The local market, meanwhile, is trying to expand its yuan- denominated shares and other products to compete with Shanghai.
But any hint of conflict between the three was downplayed at this week's launch ceremony of the bourses' joint venture, China Exchanges Services.
The HK$300 million project, which is equally owned by Hong Kong Exchanges and Clearing, Shanghai Stock Exchange and Shenzhen Stock Exchange, will be based in Hong Kong to develop index or equity derivative products as well as compile new indices that will allow investment banks to issue index fund products.
Speaking at the opening ceremony, the joint venture's chief executive, Bryan Chan Ping-keung, who is also the head of market data at HKEx, said: "The joint venture provides a platform for the three stock exchanges to co-operate and launch new products. This will allow the three exchanges to work together to create products for international investors to trade."
Any media events will involve senior executives of the three entities, and even the new business logo is a fluid circle to symbolise "endurance, vitality and unity".
The initial investment of HK$100 million by each partner is peanuts. But it is a significant symbolic move and behind the scenes there is political motivation.
The joint venture was announced a day after a visit to the HK exchange by Vice-Premier Li Keqiang in August last year. Brokers believe mainland leaders do not want to see the three markets in competition, but want them to work together to compete with overseas exchanges or newly developed trading platforms, such as dark-pool operators, who specialise in large institutional transactions.
Shanghai Stock Exchange president Zhang Yujun said in June that Hong Kong was chosen as the headquarters of the new venture as a sign of Beijing's support for the city. "As China continues to open up and the yuan gradually internationalises, it is inevitable we will have to compete in international capital markets," he said.
The rivalry between HKEx and Shanghai exchange is seen as a race between the two cities as they both seek to become global financial capitals.
The Shanghai city government, which is keen to build the city into a leading global financial centre by 2020, is determined to launch an international board next year to attract global initial public offerings such as HSBC or Coca-Cola, which will be in direct competition with Hong Kong.
Both the Hong Kong and Shanghai bourses have sought to attract listings by major mainland companies, while in recent years Shenzhen has joined the game by attracting smaller companies.
The Shanghai exchange is registered as a non-profit membership organisation but people close to the bourse say it has become perhaps more ambitious.
The Shanghai exchange has held several internal meetings this year to discuss the possibility of becoming a shareholding company, and some officials have even suggested that the exchange could prepare for a listing.
Such initiatives have won support in principle from Guo Shuqing, chairman of the mainland securities regulator, the China Securities Regulatory Commission.
The smaller Shenzhen market is also mulling becoming a shareholding company, paving the way for a listing in the near future, say the people close to the bourse.
If successful, the two bourses, particular the bigger Shanghai exchange, will become an increasing threat to not only Hong Kong, but also Singapore, as leaders in the region.
On the other hand, both mainland exchanges have their own agenda and want to compete with each other before they seek to challenge HKEx's leading role in Asia.
Some industry watchers say Beijing does not want to see Shanghai, Shenzhen and Hong Kong compete too aggressively as the CSRC believes they should work more together to compete with Western exchanges such as New York.
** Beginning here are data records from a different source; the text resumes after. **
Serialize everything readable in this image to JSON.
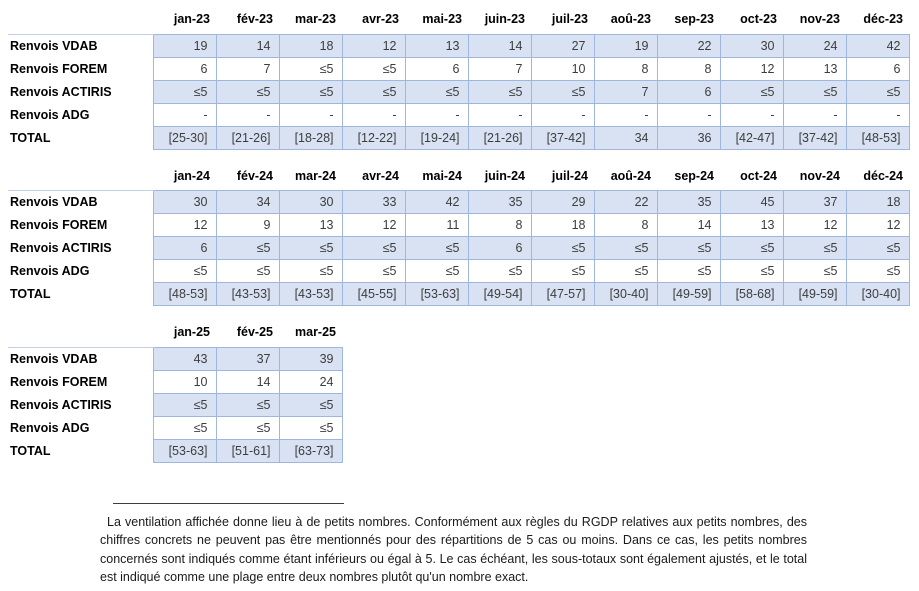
{
  "document": {
    "tables": [
      {
        "year": "2023",
        "columns": [
          "jan-23",
          "fév-23",
          "mar-23",
          "avr-23",
          "mai-23",
          "juin-23",
          "juil-23",
          "aoû-23",
          "sep-23",
          "oct-23",
          "nov-23",
          "déc-23"
        ],
        "rows": [
          {
            "label": "Renvois VDAB",
            "values": [
              "19",
              "14",
              "18",
              "12",
              "13",
              "14",
              "27",
              "19",
              "22",
              "30",
              "24",
              "42"
            ]
          },
          {
            "label": "Renvois FOREM",
            "values": [
              "6",
              "7",
              "≤5",
              "≤5",
              "6",
              "7",
              "10",
              "8",
              "8",
              "12",
              "13",
              "6"
            ]
          },
          {
            "label": "Renvois ACTIRIS",
            "values": [
              "≤5",
              "≤5",
              "≤5",
              "≤5",
              "≤5",
              "≤5",
              "≤5",
              "7",
              "6",
              "≤5",
              "≤5",
              "≤5"
            ]
          },
          {
            "label": "Renvois ADG",
            "values": [
              "-",
              "-",
              "-",
              "-",
              "-",
              "-",
              "-",
              "-",
              "-",
              "-",
              "-",
              "-"
            ]
          },
          {
            "label": "TOTAL",
            "values": [
              "[25-30]",
              "[21-26]",
              "[18-28]",
              "[12-22]",
              "[19-24]",
              "[21-26]",
              "[37-42]",
              "34",
              "36",
              "[42-47]",
              "[37-42]",
              "[48-53]"
            ]
          }
        ]
      },
      {
        "year": "2024",
        "columns": [
          "jan-24",
          "fév-24",
          "mar-24",
          "avr-24",
          "mai-24",
          "juin-24",
          "juil-24",
          "aoû-24",
          "sep-24",
          "oct-24",
          "nov-24",
          "déc-24"
        ],
        "rows": [
          {
            "label": "Renvois VDAB",
            "values": [
              "30",
              "34",
              "30",
              "33",
              "42",
              "35",
              "29",
              "22",
              "35",
              "45",
              "37",
              "18"
            ]
          },
          {
            "label": "Renvois FOREM",
            "values": [
              "12",
              "9",
              "13",
              "12",
              "11",
              "8",
              "18",
              "8",
              "14",
              "13",
              "12",
              "12"
            ]
          },
          {
            "label": "Renvois ACTIRIS",
            "values": [
              "6",
              "≤5",
              "≤5",
              "≤5",
              "≤5",
              "6",
              "≤5",
              "≤5",
              "≤5",
              "≤5",
              "≤5",
              "≤5"
            ]
          },
          {
            "label": "Renvois ADG",
            "values": [
              "≤5",
              "≤5",
              "≤5",
              "≤5",
              "≤5",
              "≤5",
              "≤5",
              "≤5",
              "≤5",
              "≤5",
              "≤5",
              "≤5"
            ]
          },
          {
            "label": "TOTAL",
            "values": [
              "[48-53]",
              "[43-53]",
              "[43-53]",
              "[45-55]",
              "[53-63]",
              "[49-54]",
              "[47-57]",
              "[30-40]",
              "[49-59]",
              "[58-68]",
              "[49-59]",
              "[30-40]"
            ]
          }
        ]
      },
      {
        "year": "2025",
        "columns": [
          "jan-25",
          "fév-25",
          "mar-25"
        ],
        "rows": [
          {
            "label": "Renvois VDAB",
            "values": [
              "43",
              "37",
              "39"
            ]
          },
          {
            "label": "Renvois FOREM",
            "values": [
              "10",
              "14",
              "24"
            ]
          },
          {
            "label": "Renvois ACTIRIS",
            "values": [
              "≤5",
              "≤5",
              "≤5"
            ]
          },
          {
            "label": "Renvois ADG",
            "values": [
              "≤5",
              "≤5",
              "≤5"
            ]
          },
          {
            "label": "TOTAL",
            "values": [
              "[53-63]",
              "[51-61]",
              "[63-73]"
            ]
          }
        ]
      }
    ],
    "footnote": "La ventilation affichée donne lieu à de petits nombres. Conformément aux règles du RGDP relatives aux petits nombres, des chiffres concrets ne peuvent pas être mentionnés pour des répartitions de 5 cas ou moins. Dans ce cas, les petits nombres concernés sont indiqués comme étant inférieurs ou égal à 5. Le cas échéant, les sous-totaux sont également ajustés, et le total est indiqué comme une plage entre deux nombres plutôt qu'un nombre exact."
  },
  "colors": {
    "row_fill": "#D9E2F3",
    "cell_border": "#9FB6DF",
    "label_top_border": "#C3CFE2"
  }
}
This explains the birth of the three-way joint venture.
Brokers view the venture as a way to promote more cross-border co-operation, with some even speculating that it could be the very first step to a full merger.
HKEx chief executive Charles Li Xiaojia said in June "discussions among the three bourses have never touched on potential mergers".
However, with the proposed listing of the markets, brokers believe a merger or some form of shareholding swap for the three bourses would be a possible scenario.